Edward Black

 

What led you to a career in intellectual property?

My career in intellectual property flows from my interest in tech and tech businesses. As I went through law school I thought my interest in this area would take me to legal work in the field of energy and utilities. But then immediately after graduation I found myself practising law as a junior attorney at a firm in San Francisco and the Silicon Valley in the early 1990s, and I jumped into the booming tech corporate and transactions practice (along with a generation of my peers). I loved it, and I have focused on transactional work involving intellectual property and intangible assets (such as data) since that time.

How useful are existing patent pools to the current SEP landscape and what do you think can be done to improve them?

Patent pools of various types have evolved substantially over my career, and trends involving the creation of pools with non-profit and freedom-to-operate goals alongside for-profit pools has created a diverse range of approaches and options for both patent holders and licensees. I think there is still room for more creativity in the ecosystem for pooled or structured patent licensing that will create even more nuanced options in the future.

What are the biggest challenges facing your clients at present?

When the pandemic started, many clients saw it as a slowdown (or even a shutdown) of business activity. Now everyone understands that it was not a slowdown, but a restructuring. It is as though the Mississippi River had magically moved 500 miles west – some businesses on the river would shut down, but most would scramble to relocate, restructure and adapt to the new reality, and there would be a value shift, with new and different business winners and losers. And that is what has happened with the pandemic. Clients have been scrambling to understand the nature of the restructuring, what it has done to value, and where the ongoing effects will take us, both in the United States and elsewhere.

Which of your cases or matters have been the most memorable?

In 2020 and 2021 my most memorable matters have all been data transactions. With AI permeating the world of business, data has rocketed up in value and is now a stand-alone asset class that can be bought, sold, licensed, collateralised for debt, or monetised in stand-alone data monetisation business models. It has been fun to be a part of the transformation of the data asset class from a fringe to a core asset with a stand-alone slice of economic and business activity – it has demanded constant creativity as commercial practices have evolved.

How has your management style evolved over the past year of remote working?

I am sure I am not alone on this - remote work means proactively directing substantial effort to rebuilding the lines of communication in the virtual world, personal connections, and supportive infrastructure that I realise now I took for granted in my physical office.

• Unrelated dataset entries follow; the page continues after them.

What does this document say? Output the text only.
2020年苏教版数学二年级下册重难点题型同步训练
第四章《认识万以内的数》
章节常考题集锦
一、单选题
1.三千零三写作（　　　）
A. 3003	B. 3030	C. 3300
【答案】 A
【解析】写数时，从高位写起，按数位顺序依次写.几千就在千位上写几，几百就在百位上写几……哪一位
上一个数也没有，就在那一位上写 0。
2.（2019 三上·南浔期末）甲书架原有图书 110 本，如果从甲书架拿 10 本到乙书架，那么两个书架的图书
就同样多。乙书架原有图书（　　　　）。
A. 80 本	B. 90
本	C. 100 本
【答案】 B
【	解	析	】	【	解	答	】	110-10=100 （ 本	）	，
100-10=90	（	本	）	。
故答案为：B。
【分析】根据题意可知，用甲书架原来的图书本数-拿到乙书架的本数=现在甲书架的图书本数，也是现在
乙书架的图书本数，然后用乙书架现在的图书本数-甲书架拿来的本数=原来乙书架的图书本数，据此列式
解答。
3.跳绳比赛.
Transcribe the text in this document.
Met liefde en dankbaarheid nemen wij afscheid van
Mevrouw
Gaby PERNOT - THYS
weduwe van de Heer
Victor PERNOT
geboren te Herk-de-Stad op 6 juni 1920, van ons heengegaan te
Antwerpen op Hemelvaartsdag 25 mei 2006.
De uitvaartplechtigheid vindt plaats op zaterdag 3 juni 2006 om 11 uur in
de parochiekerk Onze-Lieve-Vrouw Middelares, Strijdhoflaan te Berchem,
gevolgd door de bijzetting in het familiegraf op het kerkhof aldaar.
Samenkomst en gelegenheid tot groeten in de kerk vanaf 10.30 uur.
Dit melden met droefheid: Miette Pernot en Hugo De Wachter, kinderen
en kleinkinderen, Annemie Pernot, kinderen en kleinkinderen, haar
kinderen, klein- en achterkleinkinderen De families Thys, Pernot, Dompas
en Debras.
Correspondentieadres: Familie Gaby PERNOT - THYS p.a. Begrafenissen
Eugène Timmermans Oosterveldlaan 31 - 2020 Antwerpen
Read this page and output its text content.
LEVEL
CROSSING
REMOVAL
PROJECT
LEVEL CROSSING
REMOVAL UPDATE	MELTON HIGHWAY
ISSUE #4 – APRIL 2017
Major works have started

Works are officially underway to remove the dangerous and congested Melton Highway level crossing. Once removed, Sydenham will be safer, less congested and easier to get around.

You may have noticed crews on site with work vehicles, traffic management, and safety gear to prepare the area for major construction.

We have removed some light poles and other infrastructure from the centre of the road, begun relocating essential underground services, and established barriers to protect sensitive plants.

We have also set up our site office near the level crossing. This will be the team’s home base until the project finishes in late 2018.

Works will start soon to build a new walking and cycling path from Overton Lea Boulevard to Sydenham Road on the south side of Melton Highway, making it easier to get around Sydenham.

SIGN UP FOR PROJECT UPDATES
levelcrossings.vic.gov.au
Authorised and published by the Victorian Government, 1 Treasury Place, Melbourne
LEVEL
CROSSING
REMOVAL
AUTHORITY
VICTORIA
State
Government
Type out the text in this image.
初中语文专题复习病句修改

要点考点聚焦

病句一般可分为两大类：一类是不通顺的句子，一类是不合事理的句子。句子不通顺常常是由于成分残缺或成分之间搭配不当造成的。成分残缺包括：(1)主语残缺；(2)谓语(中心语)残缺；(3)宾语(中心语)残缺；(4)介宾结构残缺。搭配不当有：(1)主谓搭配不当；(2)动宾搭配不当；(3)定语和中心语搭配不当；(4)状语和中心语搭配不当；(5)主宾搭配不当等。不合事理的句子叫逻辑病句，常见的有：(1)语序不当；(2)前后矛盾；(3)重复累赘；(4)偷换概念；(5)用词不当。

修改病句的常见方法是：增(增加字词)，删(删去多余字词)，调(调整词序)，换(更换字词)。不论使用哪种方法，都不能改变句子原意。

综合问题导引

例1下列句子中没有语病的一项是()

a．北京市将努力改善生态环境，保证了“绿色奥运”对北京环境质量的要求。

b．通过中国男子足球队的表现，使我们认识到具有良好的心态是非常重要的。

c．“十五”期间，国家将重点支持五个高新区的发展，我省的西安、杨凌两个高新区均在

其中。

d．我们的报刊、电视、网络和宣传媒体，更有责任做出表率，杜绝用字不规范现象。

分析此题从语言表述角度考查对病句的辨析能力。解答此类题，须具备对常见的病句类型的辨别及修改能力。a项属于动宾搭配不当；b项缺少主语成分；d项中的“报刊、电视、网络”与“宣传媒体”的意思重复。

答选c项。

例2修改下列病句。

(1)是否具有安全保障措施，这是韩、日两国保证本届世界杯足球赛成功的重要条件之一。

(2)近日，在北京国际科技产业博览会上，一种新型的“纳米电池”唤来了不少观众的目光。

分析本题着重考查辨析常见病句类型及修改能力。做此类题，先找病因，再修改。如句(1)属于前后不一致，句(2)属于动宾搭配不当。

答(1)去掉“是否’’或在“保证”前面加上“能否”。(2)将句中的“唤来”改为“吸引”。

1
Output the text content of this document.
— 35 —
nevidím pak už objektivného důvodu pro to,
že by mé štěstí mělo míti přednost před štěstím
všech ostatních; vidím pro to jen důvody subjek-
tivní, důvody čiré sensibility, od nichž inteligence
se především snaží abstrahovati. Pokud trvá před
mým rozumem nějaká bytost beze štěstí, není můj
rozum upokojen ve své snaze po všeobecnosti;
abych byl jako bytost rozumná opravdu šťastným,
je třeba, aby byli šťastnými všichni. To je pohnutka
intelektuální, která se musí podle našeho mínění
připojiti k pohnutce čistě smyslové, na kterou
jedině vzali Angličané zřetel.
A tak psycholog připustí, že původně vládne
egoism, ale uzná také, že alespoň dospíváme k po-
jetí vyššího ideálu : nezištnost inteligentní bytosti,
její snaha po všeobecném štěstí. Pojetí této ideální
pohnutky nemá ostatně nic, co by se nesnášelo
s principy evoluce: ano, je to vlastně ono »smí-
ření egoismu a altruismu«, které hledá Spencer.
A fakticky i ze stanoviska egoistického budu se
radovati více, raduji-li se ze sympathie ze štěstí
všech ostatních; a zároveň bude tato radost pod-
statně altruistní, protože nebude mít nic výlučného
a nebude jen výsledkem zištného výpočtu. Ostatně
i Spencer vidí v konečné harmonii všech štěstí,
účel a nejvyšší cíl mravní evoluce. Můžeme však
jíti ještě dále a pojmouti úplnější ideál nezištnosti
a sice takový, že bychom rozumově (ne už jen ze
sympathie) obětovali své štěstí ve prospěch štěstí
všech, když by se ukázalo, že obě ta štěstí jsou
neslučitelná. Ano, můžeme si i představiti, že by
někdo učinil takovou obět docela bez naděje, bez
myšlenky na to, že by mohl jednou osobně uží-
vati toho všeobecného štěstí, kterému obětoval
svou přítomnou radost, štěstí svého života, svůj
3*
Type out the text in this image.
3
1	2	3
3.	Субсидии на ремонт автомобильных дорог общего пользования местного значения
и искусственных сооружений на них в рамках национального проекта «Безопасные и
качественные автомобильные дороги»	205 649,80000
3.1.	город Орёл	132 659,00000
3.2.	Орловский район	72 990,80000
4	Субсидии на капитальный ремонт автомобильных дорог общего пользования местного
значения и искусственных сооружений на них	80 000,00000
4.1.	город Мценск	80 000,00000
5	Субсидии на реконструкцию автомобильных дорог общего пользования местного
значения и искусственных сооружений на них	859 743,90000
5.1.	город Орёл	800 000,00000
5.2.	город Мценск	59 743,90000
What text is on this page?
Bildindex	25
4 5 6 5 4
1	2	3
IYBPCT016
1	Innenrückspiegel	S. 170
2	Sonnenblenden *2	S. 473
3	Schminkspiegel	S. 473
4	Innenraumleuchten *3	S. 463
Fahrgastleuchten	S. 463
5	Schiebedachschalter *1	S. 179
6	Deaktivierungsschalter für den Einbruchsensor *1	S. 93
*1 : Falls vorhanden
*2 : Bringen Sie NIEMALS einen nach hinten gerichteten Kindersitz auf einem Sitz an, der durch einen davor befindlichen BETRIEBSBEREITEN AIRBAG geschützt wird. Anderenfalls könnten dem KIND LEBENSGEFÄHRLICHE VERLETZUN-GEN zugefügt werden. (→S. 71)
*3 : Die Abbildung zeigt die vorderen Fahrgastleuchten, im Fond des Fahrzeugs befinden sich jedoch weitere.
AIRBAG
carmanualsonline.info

This has affected my role as a manager but it has also affected every other professional activity, including client relationships.

What does effective law firm leadership look like to you?

Leadership based on insightful decision making and an ability to communicate with others, bring them along on current initiatives, and do so in a fashion that creates opportunities for others to succeed and advance within the profession.

What would you say are the most important steps of any asset valuation process?

As the old cliché goes, you cannot eat the patents – meaning that intangible assets have limited direct value. (Yes, cryptocurrency proves this cliché wrong, but I think crypto is the example that proves the rule for everything else intangible.) In the world of intangible assets value is driven indirectly through the creation of business structures that exploit the features of the assets at issue to generate revenue (or revenue producing products and services). Correct understanding of the business model is the critical feature of correct valuation and appraisal.

If you could change one aspect of the US patent scene, what would it be – and do you think that it is likely to happen?

I do not think this will happen, but it would be to reverse Alice and admit that all technology and innovation (even innovation that seems to be tied to physical technical implementations) is in fact abstract, and, therefore, arguably algorithmic or methodological in nature. I get that the rights of the patent owner (and the incentives the owner receives) need to be balanced against the public benefit of making innovation available. But we need to get over the misleading distinction between physical and abstract notions of what an invention is and find other ways to strike the right balance.

How do you measure the success of a patent portfolio development strategy?

As noted above, I see patents (and other intangible assets) as working with the owner’s overarching business strategy. In this context, a successful portfolio is one that optimally supports the owner’s business goals – whatever those are.

What are some of the biggest changes that you have seen to the way that data is viewed over the course of your career?

As noted above, the transformation of data from a commercial “also ran” to a standalone asset class that now supports the full range of value generating transactions.

Edward Black

Partner [email protected]

Edward Black is global co-head of Ropes & Gray’s technology, media and telecoms group, a leader of the firm’s fintech initiative, and actively participates in the data, privacy and cybersecurity group. Mr Black has more than 30 years of experience with transactions involving the acquisition, sale or strategic management of assets and businesses focused on technology, data, media, financial services, brands and related assets, representing both businesses and investors.